夫婦になるまで7 - 7/7

「…………私、クロムさんのこと、本当に、真剣に好きなんですよ」
「……ああ」
「もし母さまが元気だったとしても、クロムさんがプロポーズしてくれたら、絶対はい、って言ってました」
「ああ……」
「クロムさんと、お互いおじいちゃんとおばあちゃんになっても一緒にいたいって思ったからプロポーズを受けたのに、寂しい時にちょっと優しくされたからよろめいた、みたいな軽い女だと思われてたなんて、すっごくすっごく心外です」
「うっ……す、すまん……」
 ルフレが何か言う度に、一度上げられたクロムの頭は地にめり込む勢いでまた下がっていった。

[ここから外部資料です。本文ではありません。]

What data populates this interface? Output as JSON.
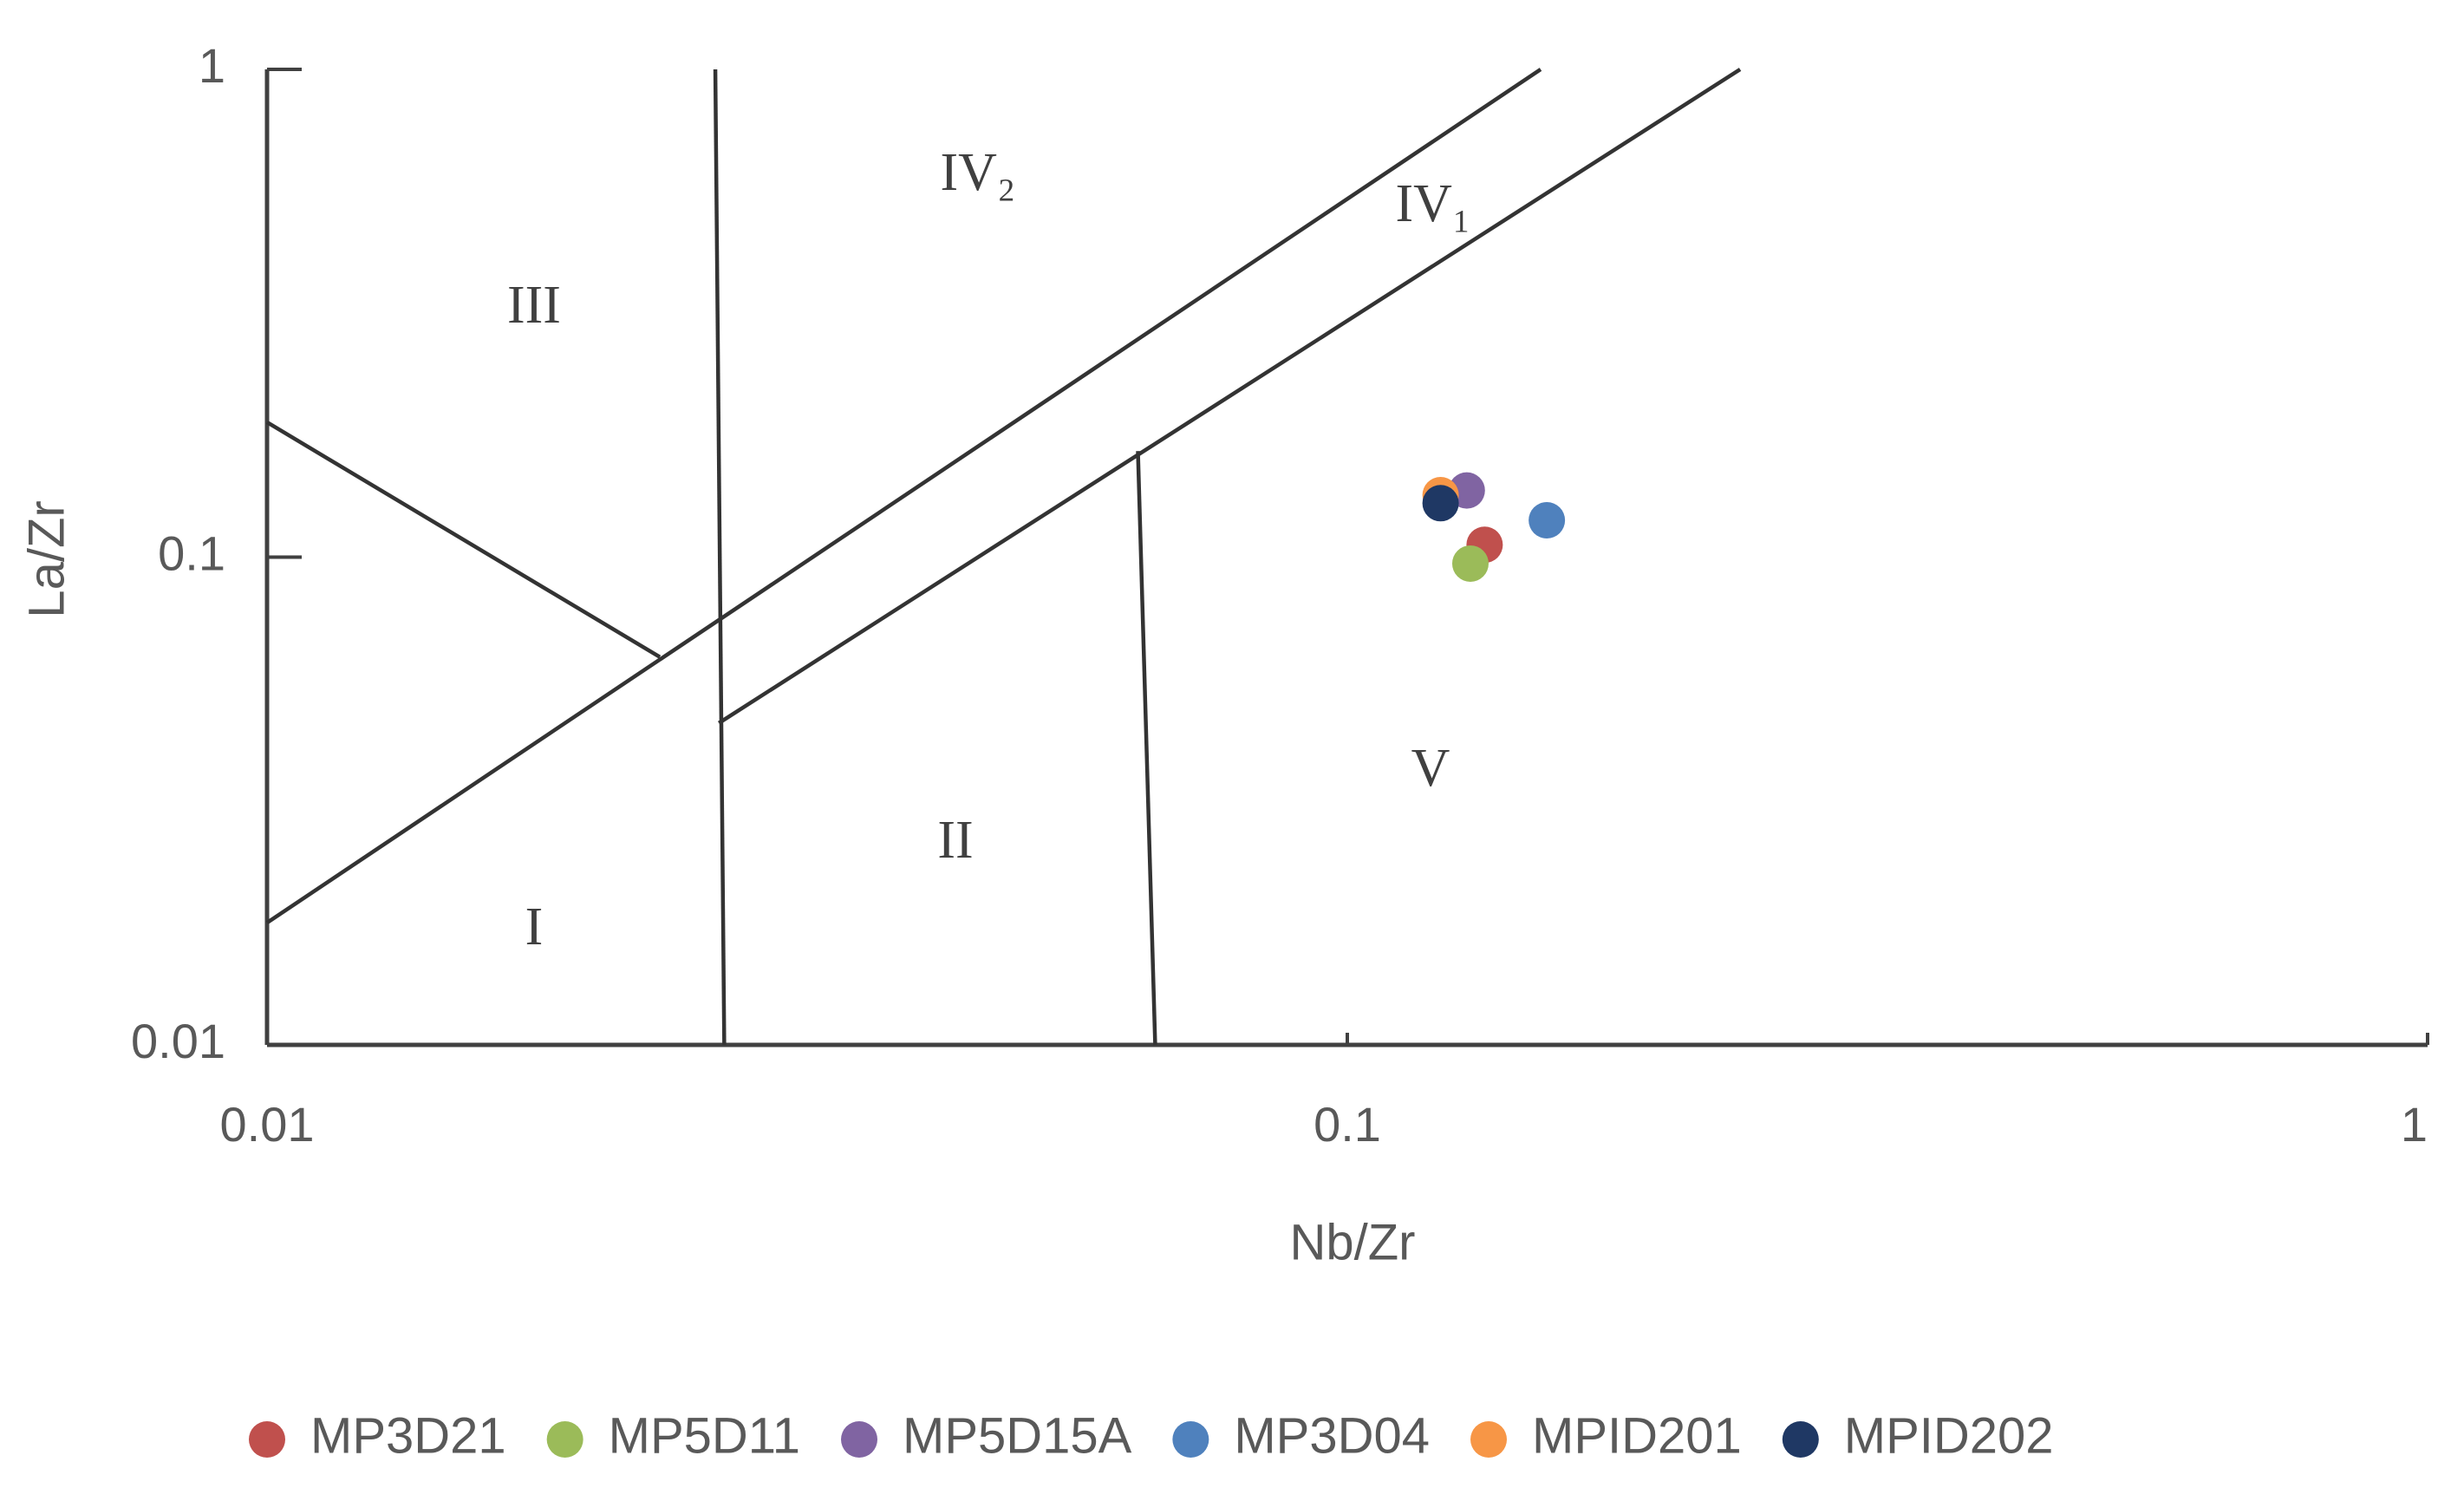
{
  "chart_data": {
    "type": "scatter",
    "x_label": "Nb/Zr",
    "y_label": "La/Zr",
    "xlog": true,
    "ylog": true,
    "xlim": [
      0.01,
      1
    ],
    "ylim": [
      0.01,
      1
    ],
    "xticks": [
      0.01,
      0.1,
      1
    ],
    "yticks": [
      0.01,
      0.1,
      1
    ],
    "series": [
      {
        "name": "MP3D21",
        "color": "#c0504d",
        "x": [
          0.134
        ],
        "values": [
          0.106
        ]
      },
      {
        "name": "MP5D11",
        "color": "#9bbb59",
        "x": [
          0.13
        ],
        "values": [
          0.097
        ]
      },
      {
        "name": "MP5D15A",
        "color": "#8064a2",
        "x": [
          0.129
        ],
        "values": [
          0.137
        ]
      },
      {
        "name": "MP3D04",
        "color": "#4f81bd",
        "x": [
          0.153
        ],
        "values": [
          0.119
        ]
      },
      {
        "name": "MPID201",
        "color": "#f79646",
        "x": [
          0.122
        ],
        "values": [
          0.134
        ]
      },
      {
        "name": "MPID202",
        "color": "#1f3864",
        "x": [
          0.122
        ],
        "values": [
          0.129
        ]
      }
    ],
    "boundaries": [
      {
        "x": [
          0.026,
          0.0265
        ],
        "y": [
          1,
          0.01
        ]
      },
      {
        "x": [
          0.01,
          0.0231
        ],
        "y": [
          0.189,
          0.0624
        ]
      },
      {
        "x": [
          0.01,
          0.151
        ],
        "y": [
          0.0178,
          1
        ]
      },
      {
        "x": [
          0.0262,
          0.231
        ],
        "y": [
          0.0457,
          1
        ]
      },
      {
        "x": [
          0.064,
          0.0664
        ],
        "y": [
          0.165,
          0.01
        ]
      }
    ],
    "annotations": [
      "III",
      "IV₂",
      "IV₁",
      "II",
      "I",
      "V"
    ]
  }
}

 癖のある濃い青髪はぐしゃぐしゃ、ワイシャツもズボンもよれよれだし、おまけに一日走り回ってくれたのかちょっと汗臭い。
 ルフレが通う学園に教師として正式に赴任したら、女生徒が放っておかないだろうと密かに危惧していたいつもの格好よさは行方不明だ。
 でも————。
「…………もう。仕方がないですね、クロムさんったら」
「ルフレ……?」
 うなだれるボロボロの旦那様を、ルフレはそっと抱き寄せた。
 一人がけの長椅子に座っているクロムの側に前屈み気味で立って、彼の頭を自分の胸元で抱き抱えるような形だ。

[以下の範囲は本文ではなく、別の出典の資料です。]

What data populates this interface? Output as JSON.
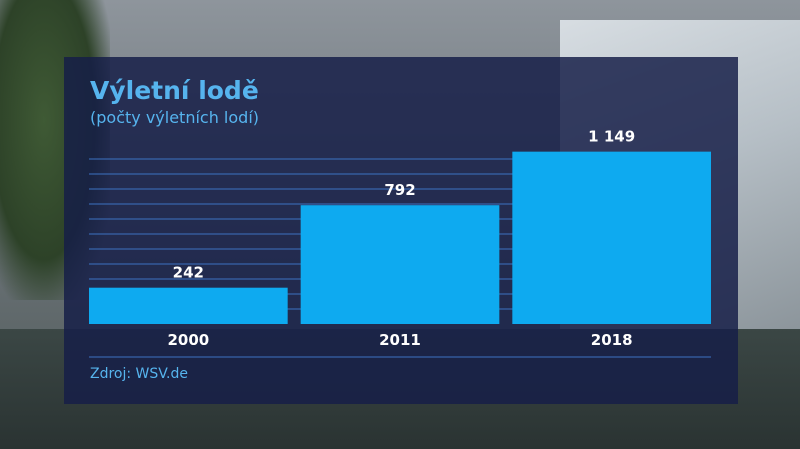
{
  "chart_data": {
    "type": "bar",
    "title": "Výletní lodě",
    "subtitle": "(počty výletních lodí)",
    "categories": [
      "2000",
      "2011",
      "2018"
    ],
    "values": [
      242,
      792,
      1149
    ],
    "value_labels": [
      "242",
      "792",
      "1 149"
    ],
    "xlabel": "",
    "ylabel": "",
    "ylim": [
      0,
      1200
    ],
    "grid": true,
    "gridline_step": 100,
    "source": "Zdroj: WSV.de"
  },
  "colors": {
    "bar": "#0eaaf0",
    "gridline": "#3c72c2",
    "text_accent": "#56b4ee"
  }
}
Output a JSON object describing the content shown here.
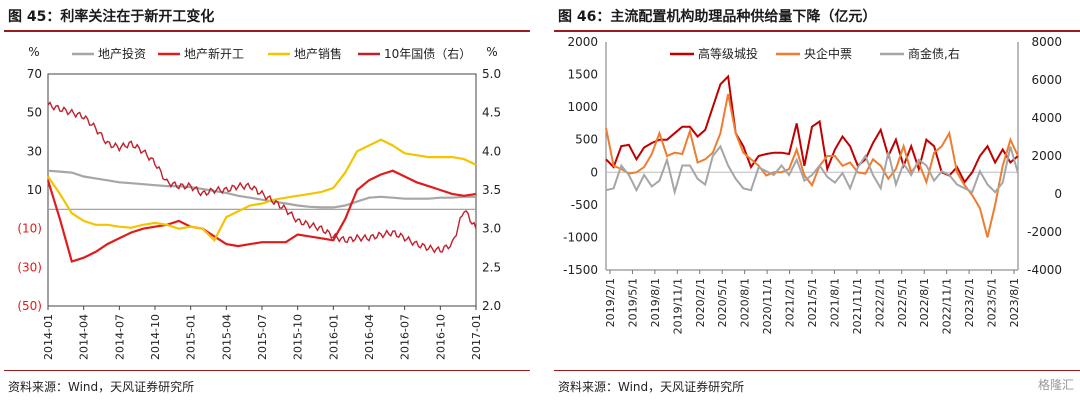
{
  "figures": [
    {
      "title": "图 45：利率关注在于新开工变化",
      "source": "资料来源：Wind，天风证券研究所"
    },
    {
      "title": "图 46：主流配置机构助理品种供给量下降（亿元）",
      "source": "资料来源：Wind，天风证券研究所"
    }
  ],
  "watermark": "格隆汇",
  "chart_data": [
    {
      "type": "line",
      "left_unit": "%",
      "right_unit": "%",
      "ylim": [
        -50,
        70
      ],
      "y2lim": [
        2.0,
        5.0
      ],
      "y_ticks": [
        "70",
        "50",
        "30",
        "10",
        "(10)",
        "(30)",
        "(50)"
      ],
      "y_tick_values": [
        70,
        50,
        30,
        10,
        -10,
        -30,
        -50
      ],
      "y2_ticks": [
        "5.0",
        "4.5",
        "4.0",
        "3.5",
        "3.0",
        "2.5",
        "2.0"
      ],
      "y2_tick_values": [
        5.0,
        4.5,
        4.0,
        3.5,
        3.0,
        2.5,
        2.0
      ],
      "x_ticks": [
        "2014-01",
        "2014-04",
        "2014-07",
        "2014-10",
        "2015-01",
        "2015-04",
        "2015-07",
        "2015-10",
        "2016-01",
        "2016-04",
        "2016-07",
        "2016-10",
        "2017-01"
      ],
      "x": [
        "2014-01",
        "2014-02",
        "2014-03",
        "2014-04",
        "2014-05",
        "2014-06",
        "2014-07",
        "2014-08",
        "2014-09",
        "2014-10",
        "2014-11",
        "2014-12",
        "2015-01",
        "2015-02",
        "2015-03",
        "2015-04",
        "2015-05",
        "2015-06",
        "2015-07",
        "2015-08",
        "2015-09",
        "2015-10",
        "2015-11",
        "2015-12",
        "2016-01",
        "2016-02",
        "2016-03",
        "2016-04",
        "2016-05",
        "2016-06",
        "2016-07",
        "2016-08",
        "2016-09",
        "2016-10",
        "2016-11",
        "2016-12",
        "2017-01"
      ],
      "series": [
        {
          "name": "地产投资",
          "axis": "left",
          "color": "#a6a6a6",
          "values": [
            20,
            19.5,
            19,
            17,
            16,
            15,
            14,
            13.5,
            13,
            12.5,
            12,
            12,
            11.5,
            10.5,
            9.5,
            8.5,
            7,
            6,
            5,
            4,
            3,
            2,
            1.3,
            1,
            1,
            2,
            4,
            6,
            6.5,
            6,
            5.5,
            5.5,
            5.5,
            6,
            6,
            6.5,
            6.5
          ]
        },
        {
          "name": "地产新开工",
          "axis": "left",
          "color": "#e11b1b",
          "values": [
            15,
            -5,
            -27,
            -25,
            -22,
            -18,
            -15,
            -12,
            -10,
            -9,
            -8,
            -6,
            -9,
            -10,
            -14,
            -18,
            -19,
            -18,
            -17,
            -17,
            -17,
            -13,
            -14,
            -15,
            -16,
            -5,
            10,
            15,
            18,
            20,
            17,
            14,
            12,
            10,
            8,
            7,
            8
          ]
        },
        {
          "name": "地产销售",
          "axis": "left",
          "color": "#f5c400",
          "values": [
            17,
            8,
            -2,
            -6,
            -8,
            -8,
            -9,
            -9.5,
            -8,
            -7,
            -8,
            -10,
            -9,
            -10,
            -16,
            -4,
            -1,
            2,
            3,
            5,
            6,
            7,
            8,
            9,
            11,
            19,
            30,
            33,
            36,
            33,
            29,
            28,
            27,
            27,
            27,
            26,
            23
          ]
        },
        {
          "name": "10年国债（右）",
          "axis": "right",
          "color": "#c0202d",
          "values": [
            4.6,
            4.55,
            4.5,
            4.45,
            4.3,
            4.1,
            4.05,
            4.1,
            4.0,
            3.85,
            3.6,
            3.55,
            3.55,
            3.45,
            3.5,
            3.5,
            3.55,
            3.55,
            3.45,
            3.35,
            3.25,
            3.1,
            3.05,
            3.0,
            2.9,
            2.85,
            2.88,
            2.88,
            2.92,
            2.95,
            2.88,
            2.8,
            2.75,
            2.72,
            2.8,
            3.25,
            3.0
          ]
        }
      ]
    },
    {
      "type": "line",
      "ylim": [
        -1500,
        2000
      ],
      "y2lim": [
        -4000,
        8000
      ],
      "y_ticks": [
        "2000",
        "1500",
        "1000",
        "500",
        "0",
        "-500",
        "-1000",
        "-1500"
      ],
      "y_tick_values": [
        2000,
        1500,
        1000,
        500,
        0,
        -500,
        -1000,
        -1500
      ],
      "y2_ticks": [
        "8000",
        "6000",
        "4000",
        "2000",
        "0",
        "-2000",
        "-4000"
      ],
      "y2_tick_values": [
        8000,
        6000,
        4000,
        2000,
        0,
        -2000,
        -4000
      ],
      "x_ticks": [
        "2019/2/1",
        "2019/5/1",
        "2019/8/1",
        "2019/11/1",
        "2020/2/1",
        "2020/5/1",
        "2020/8/1",
        "2020/11/1",
        "2021/2/1",
        "2021/5/1",
        "2021/8/1",
        "2021/11/1",
        "2022/2/1",
        "2022/5/1",
        "2022/8/1",
        "2022/11/1",
        "2023/2/1",
        "2023/5/1",
        "2023/8/1"
      ],
      "x": [
        "2019/2",
        "2019/3",
        "2019/4",
        "2019/5",
        "2019/6",
        "2019/7",
        "2019/8",
        "2019/9",
        "2019/10",
        "2019/11",
        "2019/12",
        "2020/1",
        "2020/2",
        "2020/3",
        "2020/4",
        "2020/5",
        "2020/6",
        "2020/7",
        "2020/8",
        "2020/9",
        "2020/10",
        "2020/11",
        "2020/12",
        "2021/1",
        "2021/2",
        "2021/3",
        "2021/4",
        "2021/5",
        "2021/6",
        "2021/7",
        "2021/8",
        "2021/9",
        "2021/10",
        "2021/11",
        "2021/12",
        "2022/1",
        "2022/2",
        "2022/3",
        "2022/4",
        "2022/5",
        "2022/6",
        "2022/7",
        "2022/8",
        "2022/9",
        "2022/10",
        "2022/11",
        "2022/12",
        "2023/1",
        "2023/2",
        "2023/3",
        "2023/4",
        "2023/5",
        "2023/6",
        "2023/7",
        "2023/8"
      ],
      "series": [
        {
          "name": "高等级城投",
          "axis": "left",
          "color": "#c00000",
          "values": [
            200,
            80,
            400,
            420,
            200,
            380,
            450,
            500,
            500,
            600,
            700,
            700,
            550,
            650,
            1000,
            1350,
            1470,
            600,
            400,
            80,
            250,
            280,
            300,
            300,
            280,
            750,
            100,
            700,
            780,
            50,
            350,
            550,
            400,
            100,
            200,
            450,
            650,
            250,
            500,
            100,
            400,
            50,
            500,
            400,
            0,
            -50,
            80,
            -150,
            0,
            250,
            400,
            150,
            350,
            150,
            250
          ]
        },
        {
          "name": "央企中票",
          "axis": "left",
          "color": "#ed7d31",
          "values": [
            680,
            100,
            50,
            -20,
            0,
            80,
            280,
            600,
            250,
            300,
            280,
            630,
            150,
            200,
            300,
            600,
            1200,
            600,
            300,
            200,
            100,
            -50,
            0,
            0,
            50,
            350,
            -50,
            -200,
            100,
            250,
            250,
            100,
            150,
            0,
            -20,
            200,
            100,
            -100,
            50,
            400,
            0,
            150,
            -150,
            300,
            400,
            600,
            0,
            -200,
            -350,
            -550,
            -1000,
            -500,
            100,
            500,
            250
          ]
        },
        {
          "name": "商金债,右",
          "axis": "right",
          "color": "#a6a6a6",
          "values": [
            200,
            300,
            1500,
            1000,
            200,
            1000,
            400,
            700,
            1800,
            100,
            1500,
            1500,
            800,
            500,
            2000,
            2500,
            1500,
            800,
            300,
            200,
            1400,
            1200,
            1000,
            1500,
            1000,
            1800,
            700,
            1000,
            1500,
            900,
            600,
            1100,
            300,
            1400,
            2000,
            1000,
            300,
            2200,
            500,
            1600,
            1000,
            1800,
            1500,
            700,
            1200,
            1000,
            500,
            300,
            100,
            1200,
            500,
            100,
            600,
            2500,
            1100
          ]
        }
      ]
    }
  ]
}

 汗のにおいが強まったが、今はそれさえもクロムのものだと思えば愛おしい。
 多分、ルフレはいつも優しくて、自分を守ってくれる頼もしい姿だけではなく、こんなクロムのことも見たかっのだ、と思う。
 弱くて、情けなくて、みっともなくてもいい。
 だって、自分たちは家族なのだから。
 他の誰も知らない彼の一面を、家族で、妻である自分にだけは見せて欲しい。
「私はクロムさんの奥さんですから、昨夜のことも含めて全部許してあげます。……ひとつだけ、私の欲しいものをくれる、って約束してくれるなら」
「っ! な、何でも言ってくれ! 絶対に手に入れる!」
「もう……そんな簡単に約束しちゃっていいんですか? 私が無理難題を吹っ掛けるかもしれませんよ?」
 大好き、の気持ちを込めて囁くと、緊張にか強張っていたクロムの身体からは力が抜け、目に見えて元気を取り戻した。
 分かりやす過ぎる反応に、くすぐったいような気持ちが湧いてきてつい頬が緩む。
 このひとは、本当に自分のことが好きなのだ。そう感じることは、これまでのあれやこれやで傷付き、縮こまっていたルフレの心を、ぺしゃんこにされたスフレがまた膨らんでいくように浮立たせてくれた。
「どんな無理難題でも絶対叶えてみせる! むしろひとつなんて言わず、二つでも三つでも——とにかくいくつでもいいから、言ってくれ」
「……本当に、いくつでもいいんですか?」
「もちろんだ!」
 ルフレがおねだりしようとしている『欲しいもの』を知らないクロムは、力強く——とは言ってもルフレに抱き抱えられたままなので、ちょっと情けない構図なのだが——頷いた。
 これで言質は取ったと、内心ガッツポーズをしながら、クロムを抱く腕に力を込める。……流石に、これから万が一でも顔を見られたら恥ずかしいので。
 その動きがちょうど、未だささやかとは言え、絶賛成長中の柔らかい胸の谷間にクロムの顔を押し付ける形になり、彼の動揺レベルが跳ね上がったことをルフレは知らない。
 そして、旦那様の動揺レベルを天元突破させ、トドメを指す台詞を、顔を赤らめながら耳元へ囁き込む。
 
 
 ————…………私、クロムさんとの赤ちゃんが欲しいんです、と。